With the Little Mermaid abortion I ran across an interesting trend for films that is probably going to accelerate quickly: "Reimagining" a film.
For an example I'm going to use Malum (2023)
https://www.imdb.com/title/tt9472334/
Vs Last Shift (2014)
https://www.imdb.com/title/tt2965466/?ref_=tt_trv_trv
This is the exact same director, 9 years after making Last Shift he just 'reimagined' it with a black lead instead of the white lead. Basically the same film except a few minor changes, basically all of them for the worse but pushing modern social 'narrative' points.
This is a bizarre trend, especially when it is the exact same person doing both projects. Financing your original film except now blacker should be impossible, at this point it is clear Hollywood is financing special interests and not actual quality. There's no excuse for funding shit like this.

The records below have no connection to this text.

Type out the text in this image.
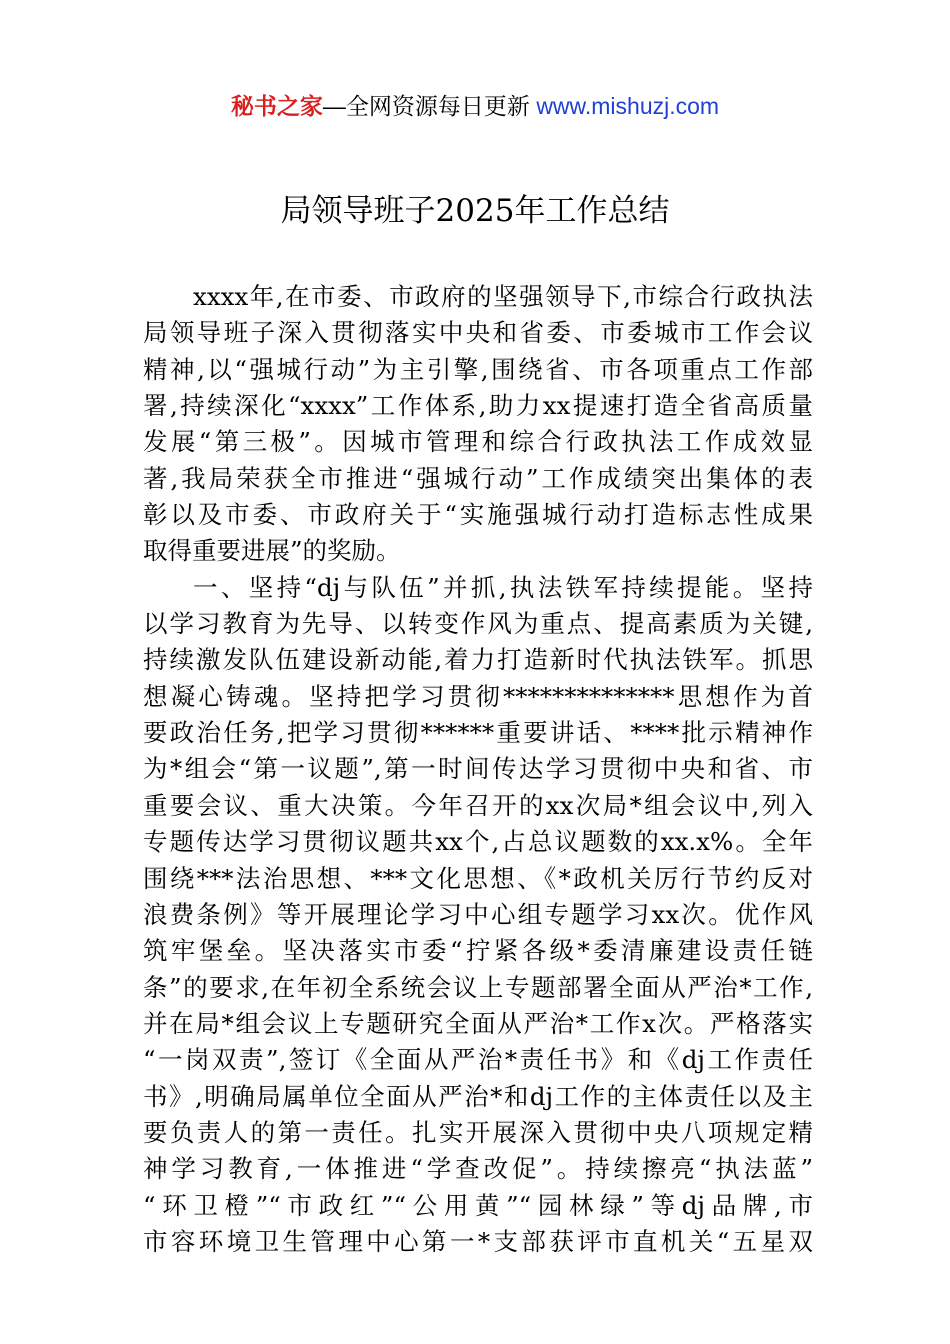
秘书之家—全网资源每日更新 www.mishuzj.com
局领导班子2025年工作总结
xxxx年,在市委、市政府的坚强领导下,市综合行政执法
局领导班子深入贯彻落实中央和省委、市委城市工作会议
精神,以“强城行动”为主引擎,围绕省、市各项重点工作部
署,持续深化“xxxx”工作体系,助力xx提速打造全省高质量
发展“第三极”。因城市管理和综合行政执法工作成效显
著,我局荣获全市推进“强城行动”工作成绩突出集体的表
彰以及市委、市政府关于“实施强城行动打造标志性成果
取得重要进展”的奖励。
一、坚持“dj与队伍”并抓,执法铁军持续提能。坚持
以学习教育为先导、以转变作风为重点、提高素质为关键,
持续激发队伍建设新动能,着力打造新时代执法铁军。抓思
想凝心铸魂。坚持把学习贯彻**************思想作为首
要政治任务,把学习贯彻******重要讲话、****批示精神作
为*组会“第一议题”,第一时间传达学习贯彻中央和省、市
重要会议、重大决策。今年召开的xx次局*组会议中,列入
专题传达学习贯彻议题共xx个,占总议题数的xx.x%。全年
围绕***法治思想、***文化思想、《*政机关厉行节约反对
浪费条例》等开展理论学习中心组专题学习xx次。优作风
筑牢堡垒。坚决落实市委“拧紧各级*委清廉建设责任链
条”的要求,在年初全系统会议上专题部署全面从严治*工作,
并在局*组会议上专题研究全面从严治*工作x次。严格落实
“一岗双责”,签订《全面从严治*责任书》和《dj工作责任
书》,明确局属单位全面从严治*和dj工作的主体责任以及主
要负责人的第一责任。扎实开展深入贯彻中央八项规定精
神学习教育,一体推进“学查改促”。持续擦亮“执法蓝”
“环卫橙”“市政红”“公用黄”“园林绿”等dj品牌,市
市容环境卫生管理中心第一*支部获评市直机关“五星双
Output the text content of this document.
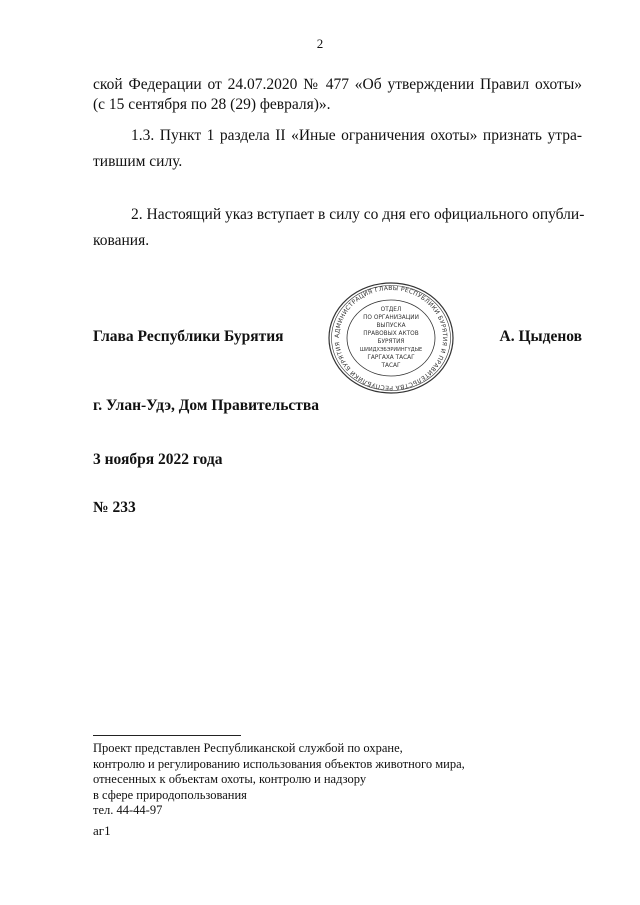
2

ской Федерации от 24.07.2020 № 477 «Об утверждении Правил охоты»
(с 15 сентября по 28 (29) февраля)».

1.3. Пункт 1 раздела II «Иные ограничения охоты» признать утра-
тившим силу.

2. Настоящий указ вступает в силу со дня его официального опубли-
кования.

Глава Республики Бурятия	А. Цыденов
АДМИНИСТРАЦИЯ ГЛАВЫ РЕСПУБЛИКИ БУРЯТИЯ И ПРАВИТЕЛЬСТВА РЕСПУБЛИКИ БУРЯТИЯ
ОТДЕЛ
ПО ОРГАНИЗАЦИИ
ВЫПУСКА
ПРАВОВЫХ АКТОВ
БУРЯТИЯ
ШИИДХЭБЭРИИНГҮДЫЕ
ГАРГАХА ТАСАГ
ТАСАГ
г. Улан-Удэ, Дом Правительства
3 ноября 2022 года
№ 233
Проект представлен Республиканской службой по охране,
контролю и регулированию использования объектов животного мира,
отнесенных к объектам охоты, контролю и надзору
в сфере природопользования
тел. 44-44-97
аг1
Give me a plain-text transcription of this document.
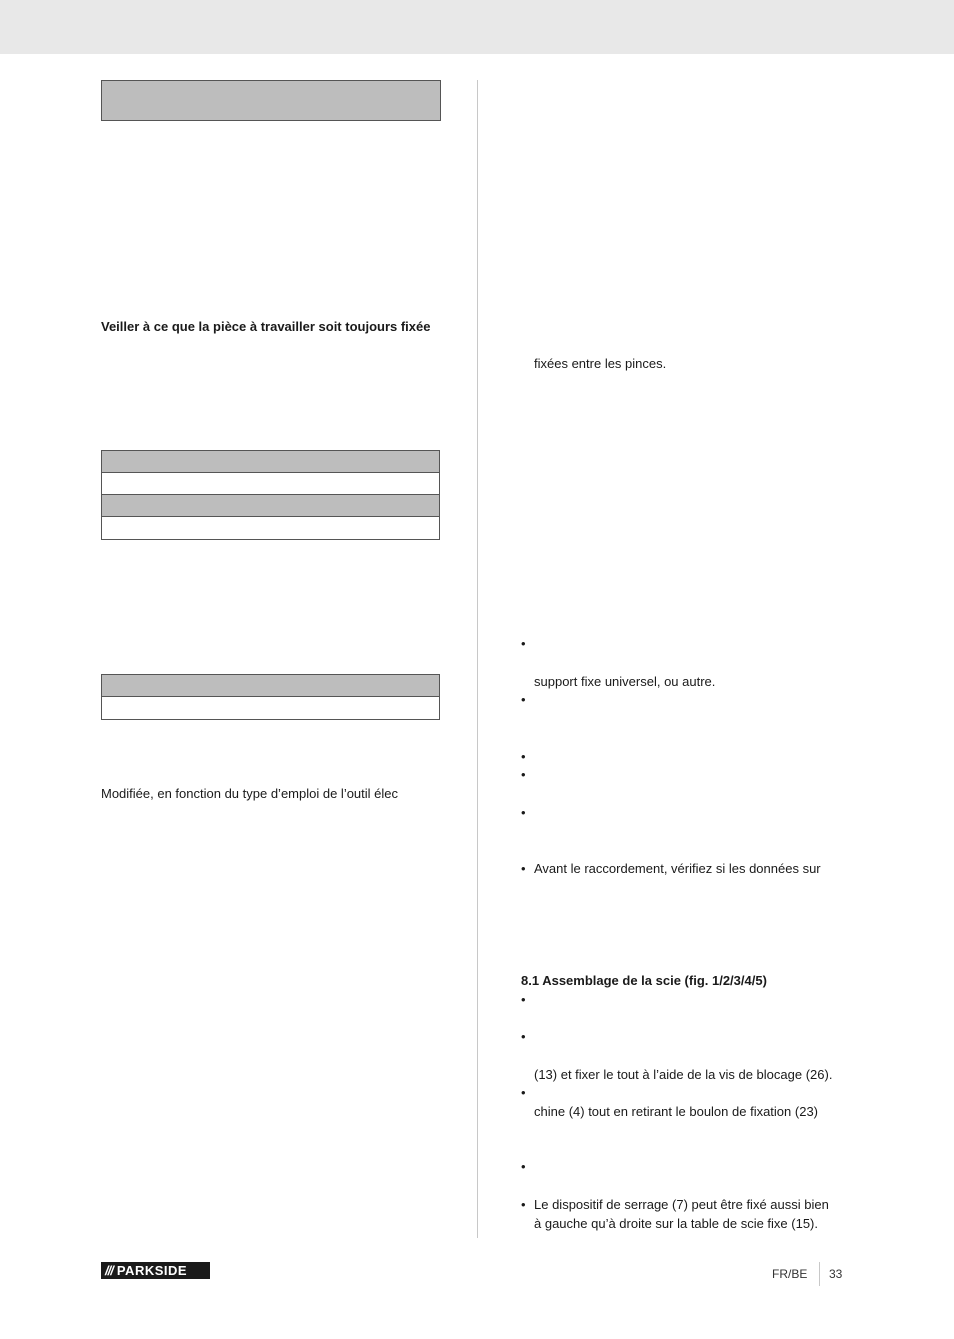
Veiller à ce que la pièce à travailler soit toujours fixée
Modifiée, en fonction du type d’emploi de l’outil élec
fixées entre les pinces.
•
support fixe universel, ou autre.
•
•
•
•
• Avant le raccordement, vérifiez si les données sur
8.1 Assemblage de la scie (fig. 1/2/3/4/5)
•
•
(13) et fixer le tout à l’aide de la vis de blocage (26).
•
chine (4) tout en retirant le boulon de fixation (23)
•
• Le dispositif de serrage (7) peut être fixé aussi bien
à gauche qu’à droite sur la table de scie fixe (15).
/// PARKSIDE	FR/BE 33
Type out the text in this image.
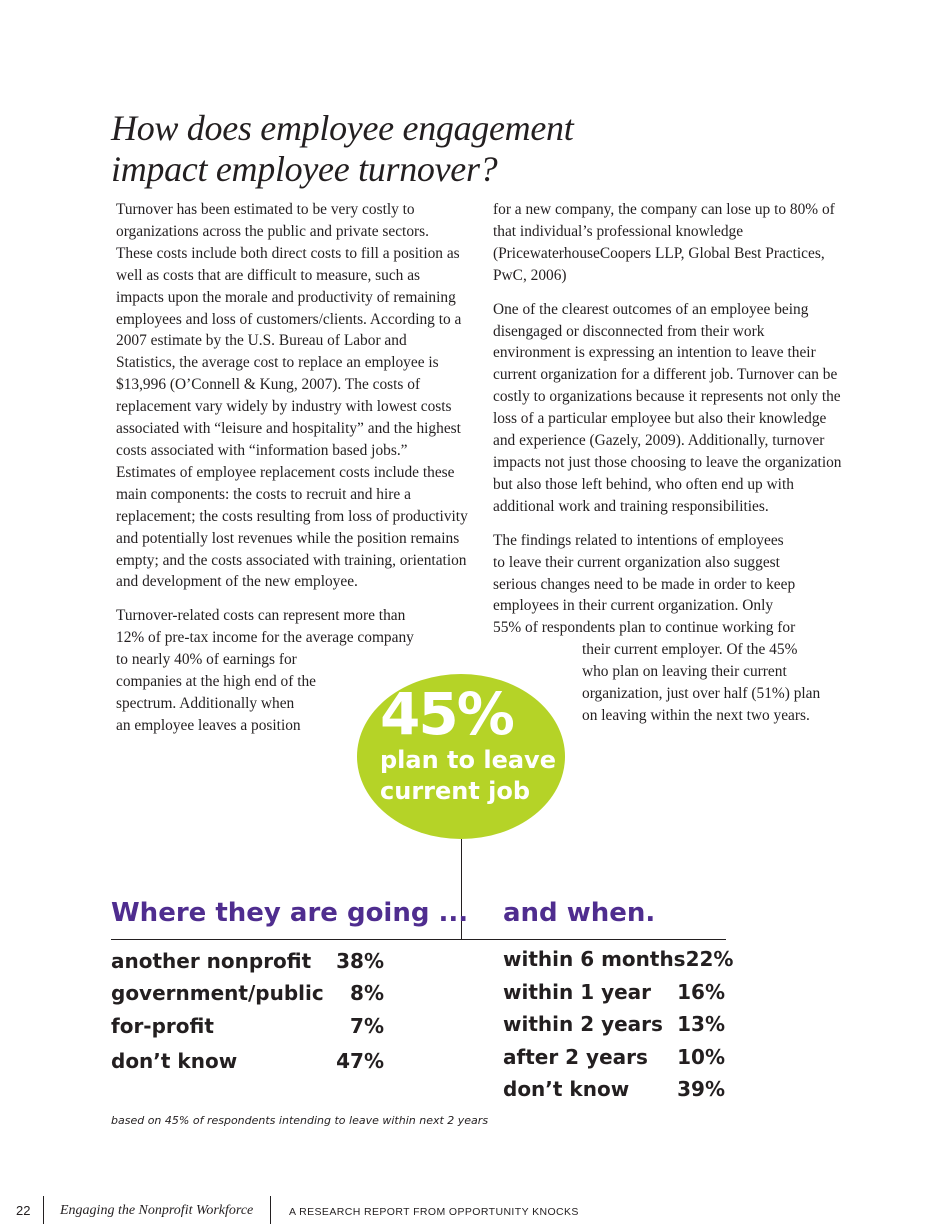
How does employee engagement
impact employee turnover?

Turnover has been estimated to be very costly to organizations across the public and private sectors. These costs include both direct costs to fill a position as well as costs that are difficult to measure, such as impacts upon the morale and productivity of remaining employees and loss of customers/clients. According to a 2007 estimate by the U.S. Bureau of Labor and Statistics, the average cost to replace an employee is $13,996 (O’Connell & Kung, 2007). The costs of replacement vary widely by industry with lowest costs associated with “leisure and hospitality” and the highest costs associated with “information based jobs.” Estimates of employee replacement costs include these main components: the costs to recruit and hire a replacement; the costs resulting from loss of productivity and potentially lost revenues while the position remains empty; and the costs associated with training, orientation and development of the new employee.

Turnover-related costs can represent more than
12% of pre-tax income for the average company
to nearly 40% of earnings for
companies at the high end of the
spectrum. Additionally when
an employee leaves a position

for a new company, the company can lose up to 80% of that individual’s professional knowledge (PricewaterhouseCoopers LLP, Global Best Practices, PwC, 2006)

One of the clearest outcomes of an employee being disengaged or disconnected from their work environment is expressing an intention to leave their current organization for a different job. Turnover can be costly to organizations because it represents not only the loss of a particular employee but also their knowledge and experience (Gazely, 2009). Additionally, turnover impacts not just those choosing to leave the organization but also those left behind, who often end up with additional work and training responsibilities.

The findings related to intentions of employees
to leave their current organization also suggest
serious changes need to be made in order to keep
employees in their current organization. Only
55% of respondents plan to continue working for
their current employer. Of the 45%
who plan on leaving their current
organization, just over half (51%) plan
on leaving within the next two years.

45%
plan to leave
current job
Where they are going ... and when.
another nonprofit 38%
government/public 8%
for-profit	7%
don’t know	47%
within 6 months 22%
within 1 year 16%
within 2 years 13%
after 2 years 10%
don’t know 39%
based on 45% of respondents intending to leave within next 2 years
22 Engaging the Nonprofit Workforce	A RESEARCH REPORT FROM OPPORTUNITY KNOCKS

There's a lot of other examples of works being 'reimagined' recently but this one stands out quite a bit, and people are even cheering the 'reimagining' as some sort of progressive stance on their original films.
Who is excited for Cameron to 'reimagine' some of his classics? We may be seeing just the tip of the iceberg for this bullshit. I wonder when they'll just begin removing the originals from streaming options and only keeping the 'reimagined' versions.
Well they can't get away with any asian films as they quickly call it out and the original is always better.
They done this many times before with foriegn films as I remember they did it with the Swedish film Let the Right one in just 2 years later did an American version, though that might be more Americans too lazy to read subtitles and was more or less 1:1 just switched locations from Stockholm to New Mexico.